Detroit (the city of not the entire metropolitan area) will join Chicago and Miami in late summer or fall. Atlanta and Nashville will get gigabit service in early 2016.

The new network technology will, for the first time, make it possible for Xfinity and Comcast Business Internet customers to receive gigabit speeds over the communications lines that most customers already have in their homes and offices.

“We’re constantly working to ensure that our customers get the fastest speeds available, and that they get them first,” said Comcast Central Division President, Bill Connors. “DOCSIS 3.1 represents a tremendous step forward in our commitment to keeping customers at the technology forefront.  Combined with all the upgrades we have already put into our advanced fiber optic-coax network, this technology will not only provide more gigabit speed choices for customers, it will also eventually make these ultra-fast speeds available to the most homes in our service areas.”

Last month, Comcast announced it had successfully installed its first DOCSIS 3.1 modem in Philadelphia, and one was installed in Atlanta a few days later.

Last year, Comcast launched its residential fiber-based multi-gigabit service – Gigabit Pro – in metro Atlanta, making it the first market to receive the company’s 2-gigabit symmetrical service.
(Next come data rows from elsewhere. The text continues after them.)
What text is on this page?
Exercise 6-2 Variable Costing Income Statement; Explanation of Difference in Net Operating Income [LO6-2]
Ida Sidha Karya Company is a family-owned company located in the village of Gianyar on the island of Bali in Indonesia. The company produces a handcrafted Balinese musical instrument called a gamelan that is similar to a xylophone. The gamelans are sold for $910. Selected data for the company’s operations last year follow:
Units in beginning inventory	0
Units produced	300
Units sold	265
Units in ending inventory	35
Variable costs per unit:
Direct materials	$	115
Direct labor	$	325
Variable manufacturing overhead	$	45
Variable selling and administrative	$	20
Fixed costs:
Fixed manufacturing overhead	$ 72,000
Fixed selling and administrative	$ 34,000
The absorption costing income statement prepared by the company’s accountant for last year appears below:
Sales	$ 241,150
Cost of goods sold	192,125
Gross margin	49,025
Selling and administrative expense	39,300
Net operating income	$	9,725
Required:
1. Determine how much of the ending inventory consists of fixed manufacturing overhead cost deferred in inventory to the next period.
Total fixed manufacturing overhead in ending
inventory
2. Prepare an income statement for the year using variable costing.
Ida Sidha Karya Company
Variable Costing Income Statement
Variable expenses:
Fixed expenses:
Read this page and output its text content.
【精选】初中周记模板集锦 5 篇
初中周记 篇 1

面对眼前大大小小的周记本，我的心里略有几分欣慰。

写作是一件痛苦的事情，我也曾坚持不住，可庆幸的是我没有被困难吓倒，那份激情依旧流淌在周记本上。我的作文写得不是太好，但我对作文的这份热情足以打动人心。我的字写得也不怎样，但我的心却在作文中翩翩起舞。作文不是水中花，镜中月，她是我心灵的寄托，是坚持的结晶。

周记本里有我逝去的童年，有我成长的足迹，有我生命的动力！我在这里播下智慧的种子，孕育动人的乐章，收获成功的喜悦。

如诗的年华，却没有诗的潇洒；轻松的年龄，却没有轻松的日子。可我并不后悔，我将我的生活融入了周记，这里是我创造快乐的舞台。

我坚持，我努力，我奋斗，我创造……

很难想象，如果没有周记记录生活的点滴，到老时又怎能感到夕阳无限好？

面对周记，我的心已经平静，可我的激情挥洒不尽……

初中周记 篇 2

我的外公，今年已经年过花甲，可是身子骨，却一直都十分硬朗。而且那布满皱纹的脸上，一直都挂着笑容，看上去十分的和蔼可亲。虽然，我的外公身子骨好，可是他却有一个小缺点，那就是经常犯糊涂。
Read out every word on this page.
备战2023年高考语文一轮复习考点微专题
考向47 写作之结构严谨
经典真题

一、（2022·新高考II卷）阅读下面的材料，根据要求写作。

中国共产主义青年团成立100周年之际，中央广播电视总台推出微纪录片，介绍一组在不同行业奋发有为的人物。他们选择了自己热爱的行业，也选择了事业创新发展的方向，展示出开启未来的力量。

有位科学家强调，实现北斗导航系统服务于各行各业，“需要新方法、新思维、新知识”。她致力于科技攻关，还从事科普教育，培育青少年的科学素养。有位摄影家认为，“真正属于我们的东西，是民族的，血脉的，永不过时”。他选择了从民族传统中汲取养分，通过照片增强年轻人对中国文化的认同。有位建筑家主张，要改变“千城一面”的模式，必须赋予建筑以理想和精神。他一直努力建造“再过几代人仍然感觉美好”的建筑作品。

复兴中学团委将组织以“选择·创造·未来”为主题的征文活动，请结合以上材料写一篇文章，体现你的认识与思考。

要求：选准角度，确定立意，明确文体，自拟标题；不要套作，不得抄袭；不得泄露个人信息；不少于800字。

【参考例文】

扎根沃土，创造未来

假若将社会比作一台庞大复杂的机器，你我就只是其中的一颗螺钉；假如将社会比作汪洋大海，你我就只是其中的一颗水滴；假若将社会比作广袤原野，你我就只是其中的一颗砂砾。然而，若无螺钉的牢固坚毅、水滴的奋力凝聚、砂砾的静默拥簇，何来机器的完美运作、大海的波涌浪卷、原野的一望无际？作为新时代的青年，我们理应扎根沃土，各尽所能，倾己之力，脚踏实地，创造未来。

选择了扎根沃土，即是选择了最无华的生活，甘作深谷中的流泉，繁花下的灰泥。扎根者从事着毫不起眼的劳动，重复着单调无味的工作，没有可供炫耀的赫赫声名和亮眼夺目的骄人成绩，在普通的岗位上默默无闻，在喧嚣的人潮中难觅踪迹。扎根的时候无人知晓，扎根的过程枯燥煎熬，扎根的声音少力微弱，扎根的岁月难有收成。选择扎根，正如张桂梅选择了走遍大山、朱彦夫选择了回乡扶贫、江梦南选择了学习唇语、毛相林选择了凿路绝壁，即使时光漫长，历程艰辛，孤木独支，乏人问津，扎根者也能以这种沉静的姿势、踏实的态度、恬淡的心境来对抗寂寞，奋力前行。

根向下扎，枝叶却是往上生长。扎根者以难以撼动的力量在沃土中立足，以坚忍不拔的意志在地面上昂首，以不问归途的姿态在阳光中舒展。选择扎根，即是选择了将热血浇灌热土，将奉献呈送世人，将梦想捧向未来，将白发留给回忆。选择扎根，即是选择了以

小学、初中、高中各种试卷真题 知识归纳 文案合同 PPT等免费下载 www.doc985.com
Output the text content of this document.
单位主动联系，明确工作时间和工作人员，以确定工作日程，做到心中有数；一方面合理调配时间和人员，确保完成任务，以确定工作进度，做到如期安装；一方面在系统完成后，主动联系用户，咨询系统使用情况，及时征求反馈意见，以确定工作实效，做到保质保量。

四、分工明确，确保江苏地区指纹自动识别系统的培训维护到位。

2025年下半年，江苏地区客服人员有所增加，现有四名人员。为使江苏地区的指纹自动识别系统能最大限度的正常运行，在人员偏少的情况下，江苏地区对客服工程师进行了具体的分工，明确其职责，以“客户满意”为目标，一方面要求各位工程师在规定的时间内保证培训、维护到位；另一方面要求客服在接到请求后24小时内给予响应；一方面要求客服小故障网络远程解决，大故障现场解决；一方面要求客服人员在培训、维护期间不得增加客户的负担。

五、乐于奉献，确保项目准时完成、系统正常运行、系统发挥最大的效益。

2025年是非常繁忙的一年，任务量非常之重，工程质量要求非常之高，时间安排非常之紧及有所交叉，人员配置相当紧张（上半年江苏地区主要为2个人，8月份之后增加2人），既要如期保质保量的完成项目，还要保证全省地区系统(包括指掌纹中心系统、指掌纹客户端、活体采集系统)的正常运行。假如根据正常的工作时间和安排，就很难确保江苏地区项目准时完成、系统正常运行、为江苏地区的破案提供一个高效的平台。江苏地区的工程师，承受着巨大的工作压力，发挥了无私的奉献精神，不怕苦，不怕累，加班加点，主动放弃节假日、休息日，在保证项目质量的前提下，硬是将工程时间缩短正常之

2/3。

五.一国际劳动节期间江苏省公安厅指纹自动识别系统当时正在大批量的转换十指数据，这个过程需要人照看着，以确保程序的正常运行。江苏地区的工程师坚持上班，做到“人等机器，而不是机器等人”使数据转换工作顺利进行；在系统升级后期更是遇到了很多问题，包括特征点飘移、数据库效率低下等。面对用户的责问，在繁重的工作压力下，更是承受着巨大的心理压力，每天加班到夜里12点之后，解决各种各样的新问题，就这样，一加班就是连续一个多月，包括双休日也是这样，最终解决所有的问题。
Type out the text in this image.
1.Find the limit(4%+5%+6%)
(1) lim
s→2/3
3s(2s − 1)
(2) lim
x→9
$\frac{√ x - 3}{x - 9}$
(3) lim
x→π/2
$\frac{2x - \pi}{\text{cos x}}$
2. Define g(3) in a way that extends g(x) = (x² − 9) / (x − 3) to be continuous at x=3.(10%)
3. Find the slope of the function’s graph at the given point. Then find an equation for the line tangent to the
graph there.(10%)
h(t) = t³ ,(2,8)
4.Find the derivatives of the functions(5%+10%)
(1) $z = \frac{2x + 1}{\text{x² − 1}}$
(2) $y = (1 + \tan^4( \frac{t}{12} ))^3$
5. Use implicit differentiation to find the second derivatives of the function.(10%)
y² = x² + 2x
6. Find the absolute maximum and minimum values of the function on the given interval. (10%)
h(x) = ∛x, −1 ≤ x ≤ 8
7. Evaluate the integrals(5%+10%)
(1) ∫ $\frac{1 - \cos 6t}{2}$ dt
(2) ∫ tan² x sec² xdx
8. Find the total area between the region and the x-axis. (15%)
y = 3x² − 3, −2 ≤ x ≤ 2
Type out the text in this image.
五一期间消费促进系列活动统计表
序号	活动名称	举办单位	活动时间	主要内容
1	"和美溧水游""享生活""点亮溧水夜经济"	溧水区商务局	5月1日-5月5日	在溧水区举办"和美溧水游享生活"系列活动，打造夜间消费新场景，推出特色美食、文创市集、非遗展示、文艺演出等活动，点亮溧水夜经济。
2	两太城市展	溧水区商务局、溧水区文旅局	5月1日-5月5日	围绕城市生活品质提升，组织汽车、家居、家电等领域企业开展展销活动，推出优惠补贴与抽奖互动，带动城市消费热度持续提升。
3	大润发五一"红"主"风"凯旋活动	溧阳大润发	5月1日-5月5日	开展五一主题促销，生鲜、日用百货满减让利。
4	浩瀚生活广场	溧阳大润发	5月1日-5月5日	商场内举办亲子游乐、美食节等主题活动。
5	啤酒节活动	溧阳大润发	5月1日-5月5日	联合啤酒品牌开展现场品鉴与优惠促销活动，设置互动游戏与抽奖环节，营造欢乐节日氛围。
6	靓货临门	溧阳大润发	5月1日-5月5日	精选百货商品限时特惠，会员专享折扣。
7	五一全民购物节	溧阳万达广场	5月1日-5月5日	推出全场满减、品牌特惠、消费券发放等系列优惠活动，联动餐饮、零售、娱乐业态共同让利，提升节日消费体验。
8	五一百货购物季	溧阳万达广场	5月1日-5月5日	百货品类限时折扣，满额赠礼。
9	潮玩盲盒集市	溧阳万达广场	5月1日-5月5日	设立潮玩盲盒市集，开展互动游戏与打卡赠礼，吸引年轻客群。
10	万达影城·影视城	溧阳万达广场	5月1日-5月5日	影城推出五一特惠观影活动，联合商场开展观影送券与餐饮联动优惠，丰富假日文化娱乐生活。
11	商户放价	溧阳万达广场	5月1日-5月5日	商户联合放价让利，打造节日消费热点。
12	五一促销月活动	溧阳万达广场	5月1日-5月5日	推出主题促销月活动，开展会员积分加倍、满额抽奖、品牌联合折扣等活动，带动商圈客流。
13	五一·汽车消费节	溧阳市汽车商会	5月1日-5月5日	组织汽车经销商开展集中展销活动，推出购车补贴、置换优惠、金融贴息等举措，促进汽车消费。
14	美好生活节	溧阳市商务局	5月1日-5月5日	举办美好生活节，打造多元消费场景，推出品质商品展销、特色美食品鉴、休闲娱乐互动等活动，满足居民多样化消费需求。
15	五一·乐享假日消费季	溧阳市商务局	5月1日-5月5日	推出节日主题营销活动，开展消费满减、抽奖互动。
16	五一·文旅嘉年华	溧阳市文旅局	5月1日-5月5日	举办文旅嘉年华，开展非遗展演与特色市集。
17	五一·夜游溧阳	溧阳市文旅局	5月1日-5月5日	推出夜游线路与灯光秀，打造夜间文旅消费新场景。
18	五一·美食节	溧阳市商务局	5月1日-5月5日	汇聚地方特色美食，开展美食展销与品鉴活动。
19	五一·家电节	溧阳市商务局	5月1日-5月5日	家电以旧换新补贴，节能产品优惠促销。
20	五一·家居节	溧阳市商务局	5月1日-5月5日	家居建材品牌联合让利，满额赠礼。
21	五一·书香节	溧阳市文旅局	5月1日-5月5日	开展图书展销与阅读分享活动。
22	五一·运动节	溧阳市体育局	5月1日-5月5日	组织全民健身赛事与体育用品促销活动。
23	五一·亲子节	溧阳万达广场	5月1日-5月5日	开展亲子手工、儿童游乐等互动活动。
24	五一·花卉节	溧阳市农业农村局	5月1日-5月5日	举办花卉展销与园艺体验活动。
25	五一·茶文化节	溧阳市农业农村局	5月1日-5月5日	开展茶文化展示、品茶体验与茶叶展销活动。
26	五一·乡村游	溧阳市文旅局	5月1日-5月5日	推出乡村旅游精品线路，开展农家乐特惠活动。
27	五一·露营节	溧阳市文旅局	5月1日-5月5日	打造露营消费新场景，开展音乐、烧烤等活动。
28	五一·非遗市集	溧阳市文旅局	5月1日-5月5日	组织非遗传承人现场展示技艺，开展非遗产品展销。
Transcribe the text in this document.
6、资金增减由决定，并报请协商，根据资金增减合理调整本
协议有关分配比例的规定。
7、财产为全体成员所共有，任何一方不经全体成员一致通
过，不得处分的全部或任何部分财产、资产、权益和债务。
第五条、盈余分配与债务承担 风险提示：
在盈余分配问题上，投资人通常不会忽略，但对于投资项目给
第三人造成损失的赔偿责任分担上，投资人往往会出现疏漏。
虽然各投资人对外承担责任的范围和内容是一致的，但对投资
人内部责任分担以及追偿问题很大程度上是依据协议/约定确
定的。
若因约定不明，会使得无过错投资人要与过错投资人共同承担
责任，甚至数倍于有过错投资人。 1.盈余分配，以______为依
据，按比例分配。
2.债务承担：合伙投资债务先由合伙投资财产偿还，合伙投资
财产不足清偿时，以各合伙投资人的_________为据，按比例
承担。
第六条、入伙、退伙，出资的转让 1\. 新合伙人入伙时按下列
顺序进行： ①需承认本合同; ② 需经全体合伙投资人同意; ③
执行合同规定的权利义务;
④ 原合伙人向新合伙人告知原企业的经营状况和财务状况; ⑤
Chicago, Detroit, Miami, Nashville, and several other markets were added over the following months, and Gigabit Pro is now available to 18 million homes across Comcast’s national footprint. The company has also increased Internet speeds for residential customers 16 times in the last 14 years, and it provides the fastest in-home and outdoor service over Wi-Fi, the method most consumers prefer to access the Internet.

While DOCSIS 3.1 modems have been tested extensively in labs and simulated network environments, the Atlanta, Chicago, Detroit, Miami, and Nashville rollouts mark the first time these devices are being more widely connected to Internet users’ homes and offices using standard cable connections and the company’s existing cable plant. 

The consumer introduction of DOCSIS 3.1 marks a major step forward in the evolution of ultra-high-speed broadband. Because the new network technology allows consumers to receive gigabit Internet speeds over an existing connection, it has the potential to make ultra-fast speeds available more widely than fiber-to-the-home services, which typically require new construction and specialized installations. Once Comcast’s rollout of DOCSIS 3.1 is complete in a market, customers with gigabit-capable devices will be able to get the service by signing up for a new plan and just plugging in a new modem.